Berdasarkan titik lemah inilah kita dapat membasmi virus lokal secara manual. Ada dua acuan umum dalam membasmi virus secara manual yaitu menghentikan running virus dan melenyapkan virus-virus. Berdasarkan dua acuan ini anda dapat mengembangkan sendiri strategi anda tergantung kasus yang anda hadapi.

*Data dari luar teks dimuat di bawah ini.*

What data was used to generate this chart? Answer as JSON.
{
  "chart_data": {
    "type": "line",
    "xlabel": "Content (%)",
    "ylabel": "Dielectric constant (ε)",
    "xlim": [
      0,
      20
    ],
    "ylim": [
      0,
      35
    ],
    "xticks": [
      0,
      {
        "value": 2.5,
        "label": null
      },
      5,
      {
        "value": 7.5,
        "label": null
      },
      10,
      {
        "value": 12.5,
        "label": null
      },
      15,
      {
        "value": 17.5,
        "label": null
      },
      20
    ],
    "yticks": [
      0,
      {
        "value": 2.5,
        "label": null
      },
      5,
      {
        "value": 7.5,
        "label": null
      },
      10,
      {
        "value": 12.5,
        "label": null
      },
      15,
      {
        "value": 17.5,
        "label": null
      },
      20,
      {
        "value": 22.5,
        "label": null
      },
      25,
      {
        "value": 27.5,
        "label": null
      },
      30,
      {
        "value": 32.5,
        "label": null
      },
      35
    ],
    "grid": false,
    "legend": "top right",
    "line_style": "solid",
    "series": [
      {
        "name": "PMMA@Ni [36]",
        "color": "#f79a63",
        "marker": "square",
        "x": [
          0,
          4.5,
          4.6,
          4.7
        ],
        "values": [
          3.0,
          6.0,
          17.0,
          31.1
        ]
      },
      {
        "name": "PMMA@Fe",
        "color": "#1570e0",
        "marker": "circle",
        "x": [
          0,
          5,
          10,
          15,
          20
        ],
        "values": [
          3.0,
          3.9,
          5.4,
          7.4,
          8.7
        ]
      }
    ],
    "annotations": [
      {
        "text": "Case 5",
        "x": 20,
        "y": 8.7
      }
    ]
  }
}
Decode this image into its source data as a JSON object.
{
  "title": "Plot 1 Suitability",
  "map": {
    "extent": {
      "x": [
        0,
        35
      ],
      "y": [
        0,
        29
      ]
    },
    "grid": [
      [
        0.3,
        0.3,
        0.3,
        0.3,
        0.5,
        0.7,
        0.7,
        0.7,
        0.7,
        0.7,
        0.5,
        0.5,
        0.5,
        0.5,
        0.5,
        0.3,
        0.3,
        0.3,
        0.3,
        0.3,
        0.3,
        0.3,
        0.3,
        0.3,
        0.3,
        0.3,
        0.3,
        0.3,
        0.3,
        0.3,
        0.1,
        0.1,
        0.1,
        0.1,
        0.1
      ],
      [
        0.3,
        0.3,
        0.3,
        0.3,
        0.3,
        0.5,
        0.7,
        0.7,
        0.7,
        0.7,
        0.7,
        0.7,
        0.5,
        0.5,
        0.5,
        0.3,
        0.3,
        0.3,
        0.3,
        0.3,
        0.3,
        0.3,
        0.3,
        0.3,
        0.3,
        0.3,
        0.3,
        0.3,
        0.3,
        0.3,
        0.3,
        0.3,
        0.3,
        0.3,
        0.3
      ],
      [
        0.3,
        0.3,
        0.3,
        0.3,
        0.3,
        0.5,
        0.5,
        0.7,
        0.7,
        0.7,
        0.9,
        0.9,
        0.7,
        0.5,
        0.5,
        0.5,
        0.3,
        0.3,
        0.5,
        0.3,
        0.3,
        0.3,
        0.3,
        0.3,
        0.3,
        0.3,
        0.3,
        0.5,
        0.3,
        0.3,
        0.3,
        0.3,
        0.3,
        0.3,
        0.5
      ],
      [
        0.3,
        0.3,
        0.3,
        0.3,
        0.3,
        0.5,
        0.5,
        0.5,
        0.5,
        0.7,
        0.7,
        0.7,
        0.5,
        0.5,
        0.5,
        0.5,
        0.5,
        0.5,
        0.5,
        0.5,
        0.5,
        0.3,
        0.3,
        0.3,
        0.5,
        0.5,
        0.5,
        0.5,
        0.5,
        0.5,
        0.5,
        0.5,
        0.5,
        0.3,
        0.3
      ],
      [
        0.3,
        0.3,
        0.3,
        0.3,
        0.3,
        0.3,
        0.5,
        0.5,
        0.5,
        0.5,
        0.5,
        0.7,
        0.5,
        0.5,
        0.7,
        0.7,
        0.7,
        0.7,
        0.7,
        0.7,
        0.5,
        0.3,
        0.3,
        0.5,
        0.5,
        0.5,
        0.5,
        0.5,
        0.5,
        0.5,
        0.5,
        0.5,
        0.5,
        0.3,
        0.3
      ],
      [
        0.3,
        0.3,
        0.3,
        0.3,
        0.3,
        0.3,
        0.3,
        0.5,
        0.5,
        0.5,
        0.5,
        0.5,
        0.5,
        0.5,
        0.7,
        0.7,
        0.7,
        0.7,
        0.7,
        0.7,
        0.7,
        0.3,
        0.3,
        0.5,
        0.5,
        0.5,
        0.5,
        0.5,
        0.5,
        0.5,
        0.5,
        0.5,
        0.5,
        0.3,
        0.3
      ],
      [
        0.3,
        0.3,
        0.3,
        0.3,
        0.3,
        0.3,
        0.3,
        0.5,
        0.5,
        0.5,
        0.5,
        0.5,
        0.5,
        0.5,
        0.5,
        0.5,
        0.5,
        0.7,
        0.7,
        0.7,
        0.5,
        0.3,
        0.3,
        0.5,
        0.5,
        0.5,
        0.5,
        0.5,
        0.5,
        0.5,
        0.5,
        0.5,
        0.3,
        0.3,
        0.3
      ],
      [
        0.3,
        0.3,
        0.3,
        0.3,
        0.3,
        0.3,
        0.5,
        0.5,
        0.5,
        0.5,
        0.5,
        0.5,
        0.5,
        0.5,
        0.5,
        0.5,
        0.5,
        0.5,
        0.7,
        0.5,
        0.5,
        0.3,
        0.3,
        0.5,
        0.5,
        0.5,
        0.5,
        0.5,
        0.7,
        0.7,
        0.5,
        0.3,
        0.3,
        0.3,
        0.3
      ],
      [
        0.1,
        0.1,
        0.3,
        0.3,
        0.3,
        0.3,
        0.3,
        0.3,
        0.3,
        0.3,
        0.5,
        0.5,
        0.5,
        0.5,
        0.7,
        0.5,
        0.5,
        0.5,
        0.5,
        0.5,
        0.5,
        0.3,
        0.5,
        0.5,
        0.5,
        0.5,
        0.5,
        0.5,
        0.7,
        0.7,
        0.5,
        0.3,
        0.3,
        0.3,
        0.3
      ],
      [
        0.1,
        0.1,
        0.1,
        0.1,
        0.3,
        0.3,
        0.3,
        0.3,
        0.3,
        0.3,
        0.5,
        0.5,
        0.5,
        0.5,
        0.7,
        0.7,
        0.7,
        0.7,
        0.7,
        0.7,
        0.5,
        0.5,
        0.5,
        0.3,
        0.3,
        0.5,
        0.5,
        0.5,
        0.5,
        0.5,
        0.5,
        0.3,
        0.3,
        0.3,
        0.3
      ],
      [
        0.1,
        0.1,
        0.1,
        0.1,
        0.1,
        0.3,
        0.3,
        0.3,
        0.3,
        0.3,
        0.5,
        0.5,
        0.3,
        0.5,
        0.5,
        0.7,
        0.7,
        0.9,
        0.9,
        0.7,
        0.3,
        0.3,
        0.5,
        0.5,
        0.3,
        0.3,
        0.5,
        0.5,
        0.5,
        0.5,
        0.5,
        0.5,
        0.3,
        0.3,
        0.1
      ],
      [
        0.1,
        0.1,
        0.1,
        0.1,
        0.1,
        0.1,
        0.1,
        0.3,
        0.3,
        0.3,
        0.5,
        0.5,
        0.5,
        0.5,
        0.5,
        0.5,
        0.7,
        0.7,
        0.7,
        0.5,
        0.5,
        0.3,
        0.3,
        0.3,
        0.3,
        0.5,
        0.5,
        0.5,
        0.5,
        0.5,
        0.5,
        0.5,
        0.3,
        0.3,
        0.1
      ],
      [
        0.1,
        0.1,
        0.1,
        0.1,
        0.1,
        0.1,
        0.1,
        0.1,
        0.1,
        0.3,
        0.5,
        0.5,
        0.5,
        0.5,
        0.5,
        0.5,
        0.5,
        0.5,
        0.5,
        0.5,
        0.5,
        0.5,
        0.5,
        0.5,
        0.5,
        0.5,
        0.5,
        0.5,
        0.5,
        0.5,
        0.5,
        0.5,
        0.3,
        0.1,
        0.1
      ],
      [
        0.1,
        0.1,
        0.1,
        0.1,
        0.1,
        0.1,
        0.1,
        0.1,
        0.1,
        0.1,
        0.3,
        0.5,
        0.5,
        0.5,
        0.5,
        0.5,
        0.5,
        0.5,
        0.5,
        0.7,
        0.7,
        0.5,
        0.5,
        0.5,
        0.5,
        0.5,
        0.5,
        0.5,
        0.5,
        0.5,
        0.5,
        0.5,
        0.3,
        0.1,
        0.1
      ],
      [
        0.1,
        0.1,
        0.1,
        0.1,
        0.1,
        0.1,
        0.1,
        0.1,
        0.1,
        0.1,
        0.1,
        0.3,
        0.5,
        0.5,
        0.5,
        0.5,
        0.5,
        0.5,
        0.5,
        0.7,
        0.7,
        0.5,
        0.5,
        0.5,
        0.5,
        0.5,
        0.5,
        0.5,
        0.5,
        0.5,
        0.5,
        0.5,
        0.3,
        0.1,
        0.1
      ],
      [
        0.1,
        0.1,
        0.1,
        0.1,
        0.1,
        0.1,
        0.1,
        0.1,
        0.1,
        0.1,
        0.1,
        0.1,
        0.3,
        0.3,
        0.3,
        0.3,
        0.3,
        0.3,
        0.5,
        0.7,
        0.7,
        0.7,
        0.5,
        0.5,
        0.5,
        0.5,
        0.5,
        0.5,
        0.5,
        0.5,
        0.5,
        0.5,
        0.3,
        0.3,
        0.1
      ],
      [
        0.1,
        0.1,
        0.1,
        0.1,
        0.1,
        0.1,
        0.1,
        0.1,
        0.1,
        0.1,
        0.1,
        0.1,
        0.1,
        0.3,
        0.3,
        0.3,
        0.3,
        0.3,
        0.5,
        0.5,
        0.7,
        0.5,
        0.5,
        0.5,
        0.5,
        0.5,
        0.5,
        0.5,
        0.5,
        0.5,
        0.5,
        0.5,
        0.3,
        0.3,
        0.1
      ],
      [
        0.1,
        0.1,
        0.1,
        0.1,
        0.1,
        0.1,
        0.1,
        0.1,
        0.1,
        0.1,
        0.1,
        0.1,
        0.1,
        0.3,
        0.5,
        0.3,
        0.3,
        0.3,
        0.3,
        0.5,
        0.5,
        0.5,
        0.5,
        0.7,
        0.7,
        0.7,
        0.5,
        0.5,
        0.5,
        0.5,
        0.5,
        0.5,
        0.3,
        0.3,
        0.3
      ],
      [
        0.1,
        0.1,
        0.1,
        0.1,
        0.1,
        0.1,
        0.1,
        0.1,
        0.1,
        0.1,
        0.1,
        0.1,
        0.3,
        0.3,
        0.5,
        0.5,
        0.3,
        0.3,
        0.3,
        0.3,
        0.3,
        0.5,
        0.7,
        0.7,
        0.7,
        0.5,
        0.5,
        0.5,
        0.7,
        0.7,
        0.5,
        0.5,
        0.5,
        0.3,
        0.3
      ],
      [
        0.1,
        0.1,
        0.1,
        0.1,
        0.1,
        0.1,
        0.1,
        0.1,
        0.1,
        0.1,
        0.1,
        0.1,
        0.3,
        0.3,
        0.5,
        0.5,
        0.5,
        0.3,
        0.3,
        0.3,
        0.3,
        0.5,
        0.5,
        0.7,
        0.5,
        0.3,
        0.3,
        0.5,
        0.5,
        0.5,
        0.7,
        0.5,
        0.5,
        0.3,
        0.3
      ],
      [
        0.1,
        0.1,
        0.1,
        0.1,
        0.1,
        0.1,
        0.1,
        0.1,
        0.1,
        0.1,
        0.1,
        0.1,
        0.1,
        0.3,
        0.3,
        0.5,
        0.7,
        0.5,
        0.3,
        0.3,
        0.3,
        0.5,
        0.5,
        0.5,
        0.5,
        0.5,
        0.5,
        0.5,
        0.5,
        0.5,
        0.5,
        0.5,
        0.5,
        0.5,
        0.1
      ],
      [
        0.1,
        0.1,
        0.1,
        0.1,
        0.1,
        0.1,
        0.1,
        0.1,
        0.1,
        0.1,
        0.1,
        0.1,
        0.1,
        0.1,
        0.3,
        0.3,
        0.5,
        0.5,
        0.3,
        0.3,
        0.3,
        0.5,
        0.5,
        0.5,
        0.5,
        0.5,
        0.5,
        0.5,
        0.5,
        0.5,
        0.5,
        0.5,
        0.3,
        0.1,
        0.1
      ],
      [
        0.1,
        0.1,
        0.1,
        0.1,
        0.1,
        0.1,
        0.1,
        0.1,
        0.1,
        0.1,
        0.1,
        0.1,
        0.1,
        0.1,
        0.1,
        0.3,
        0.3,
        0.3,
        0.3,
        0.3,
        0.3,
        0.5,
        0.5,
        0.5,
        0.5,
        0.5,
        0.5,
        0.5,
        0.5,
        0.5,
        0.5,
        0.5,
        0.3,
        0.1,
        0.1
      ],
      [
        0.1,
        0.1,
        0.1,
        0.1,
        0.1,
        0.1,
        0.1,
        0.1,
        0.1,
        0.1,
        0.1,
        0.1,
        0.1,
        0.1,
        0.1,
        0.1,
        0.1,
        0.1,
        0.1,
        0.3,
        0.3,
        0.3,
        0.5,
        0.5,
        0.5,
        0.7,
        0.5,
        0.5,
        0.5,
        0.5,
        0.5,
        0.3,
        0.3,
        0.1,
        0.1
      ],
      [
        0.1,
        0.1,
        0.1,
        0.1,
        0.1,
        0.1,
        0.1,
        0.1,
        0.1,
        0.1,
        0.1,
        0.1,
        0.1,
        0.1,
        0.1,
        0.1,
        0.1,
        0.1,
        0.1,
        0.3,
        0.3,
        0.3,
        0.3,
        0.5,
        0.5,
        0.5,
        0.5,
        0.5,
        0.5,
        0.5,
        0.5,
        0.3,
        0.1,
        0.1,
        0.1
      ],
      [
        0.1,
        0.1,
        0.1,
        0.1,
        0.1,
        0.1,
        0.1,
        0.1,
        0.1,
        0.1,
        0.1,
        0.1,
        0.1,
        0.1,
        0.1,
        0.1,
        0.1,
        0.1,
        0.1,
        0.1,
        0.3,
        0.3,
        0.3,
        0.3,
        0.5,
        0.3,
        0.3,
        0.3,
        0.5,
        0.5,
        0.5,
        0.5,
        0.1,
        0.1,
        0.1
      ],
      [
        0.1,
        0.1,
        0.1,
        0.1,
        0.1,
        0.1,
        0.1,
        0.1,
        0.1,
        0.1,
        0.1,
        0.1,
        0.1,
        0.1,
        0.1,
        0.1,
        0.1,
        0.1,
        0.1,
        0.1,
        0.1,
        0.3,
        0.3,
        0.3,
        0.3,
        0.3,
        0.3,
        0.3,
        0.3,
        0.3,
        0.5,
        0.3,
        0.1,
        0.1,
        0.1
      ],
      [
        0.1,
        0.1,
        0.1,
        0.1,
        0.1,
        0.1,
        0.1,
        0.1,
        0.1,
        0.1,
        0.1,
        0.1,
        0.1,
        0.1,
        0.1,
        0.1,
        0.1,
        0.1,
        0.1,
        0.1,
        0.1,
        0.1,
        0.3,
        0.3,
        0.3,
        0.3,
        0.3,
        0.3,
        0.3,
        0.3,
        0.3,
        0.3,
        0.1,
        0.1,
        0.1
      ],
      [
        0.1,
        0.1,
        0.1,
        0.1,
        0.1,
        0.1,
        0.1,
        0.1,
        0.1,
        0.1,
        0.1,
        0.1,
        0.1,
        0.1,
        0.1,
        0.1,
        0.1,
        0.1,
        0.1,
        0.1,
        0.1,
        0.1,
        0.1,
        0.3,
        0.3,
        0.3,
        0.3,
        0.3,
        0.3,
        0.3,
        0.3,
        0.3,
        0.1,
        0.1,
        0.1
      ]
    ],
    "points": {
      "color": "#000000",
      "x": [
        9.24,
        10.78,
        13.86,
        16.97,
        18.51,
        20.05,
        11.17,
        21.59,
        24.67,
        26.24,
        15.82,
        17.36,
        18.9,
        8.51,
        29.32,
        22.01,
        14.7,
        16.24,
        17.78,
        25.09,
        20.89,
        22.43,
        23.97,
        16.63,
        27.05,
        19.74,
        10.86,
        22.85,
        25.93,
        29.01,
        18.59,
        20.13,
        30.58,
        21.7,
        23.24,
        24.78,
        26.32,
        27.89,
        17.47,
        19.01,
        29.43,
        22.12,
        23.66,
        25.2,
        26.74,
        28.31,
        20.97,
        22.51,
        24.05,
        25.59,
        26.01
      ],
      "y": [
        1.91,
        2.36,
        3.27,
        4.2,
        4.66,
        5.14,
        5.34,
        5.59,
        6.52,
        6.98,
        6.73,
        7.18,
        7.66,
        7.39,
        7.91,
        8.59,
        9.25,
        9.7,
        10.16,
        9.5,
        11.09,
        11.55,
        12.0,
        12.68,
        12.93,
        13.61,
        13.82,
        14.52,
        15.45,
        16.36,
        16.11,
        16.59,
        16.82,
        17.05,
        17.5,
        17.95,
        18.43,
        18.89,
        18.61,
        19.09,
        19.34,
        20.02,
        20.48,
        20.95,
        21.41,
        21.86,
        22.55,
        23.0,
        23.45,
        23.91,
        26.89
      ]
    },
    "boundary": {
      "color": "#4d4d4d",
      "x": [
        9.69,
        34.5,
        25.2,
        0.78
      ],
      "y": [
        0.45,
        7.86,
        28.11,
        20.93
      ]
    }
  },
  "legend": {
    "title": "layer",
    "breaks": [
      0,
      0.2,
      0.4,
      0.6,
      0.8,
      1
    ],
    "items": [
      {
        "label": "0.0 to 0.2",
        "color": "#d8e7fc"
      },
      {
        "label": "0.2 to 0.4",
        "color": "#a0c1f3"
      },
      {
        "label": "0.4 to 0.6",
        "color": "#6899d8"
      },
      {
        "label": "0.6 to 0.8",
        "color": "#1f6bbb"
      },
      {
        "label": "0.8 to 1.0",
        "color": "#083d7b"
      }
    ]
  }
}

Bagian I: Menghentikan Running Virus

Untuk serangan virus yang dibuat dengan Visual Basic (VB) untungnya kebanyakan virus lokal dibuat dengan VB anda dapat menghentikan running virus dengan cara ‘menyingkirkan’ msvbvm50.dll dan msvbvm60.dll yang berada dalam direktori c:windowssystem32 yang merupakan virtual machine dari program-program yang dibuat dengan VB. Adapun istilah ‘menyingkirkan’ bisa diwujudkan dengan berbagai cara tergantung keadaan ataupun selera, yaitu dihapus (tidak dianjurkan), dipindah ke folder lain, atau diganti dengan nama lain. Selain itu caranya bisa dilakukan dengan berbagai cara tergantung dari tingkat serangan virus mulai dari menggunakan windows explorer, command prompt emulator pada windows (ketika virus menonaktifkan windows explorer), ataupun harus menjalankan windows dalam mode ‘save mode with command prompt only’ dengan menekan F8 pada awal windows startup untuk menampilkan startup menu. Jika virus masih tetap berjalan, berarti virus tidak dibuat dengan VB dan untuk menjalankan langkah selanjutnya anda harus menggunakan Linux atau OS lain yang tidak terpasang emulator untuk program-program windows.

Bagian II: Menghapus Virus-virus

Untuk melenyapkan virus-virus yang harus anda lakukan adalah mengumpulkan semua file aplikasi melalui find dengan entri nama *.exe, mengidentifikasi aplikasi-aplikasi yang merupakan virus, dan menghapus mereka. Jika menu find telah dinonaktifkan oleh virus, anda bisa memanggilnuya dengan menekan F3 (jauh lebih mudah daripada harus mengedit registry editor). Memvonis aplikasi sebagai virus sangat tergantung dari pengalaman dan insting anda, karena ciri-cirinya bisa sangat bervariasi; tetapi yang harus menjadi acuan adalah bahwa anda mencari hal-hal ‘tidak seperti yang semestinya dan berada di tempat semestinya’ atau terkesan disembunyikan. Aplikasi-aplikasi dengan icon Microsoft word Document atau icon folder bisa langsung divonis sebagai virus, tetapi aplikasi dengan ikon biasa pun harus anda curigai jika anda yakin siapapun tidak pernah memindahkannya ke sana. Untuk memperkecil ruang lingkup, anda juga perlu memperhatikan ukuran file karena banyak virus yang masing-masing mempunyai ukuran file sama.

Aplikasi yang telah anda vonis sebagai virus harus dihapus langsung dengan menekan sift+delete. Sebelumnya, pastikan semua data telah anda selamatkan dengan mengkopi isi dokumen dan di-paste di tempat lain dalam keadaan virus tidak runnig. Selamat beraksi.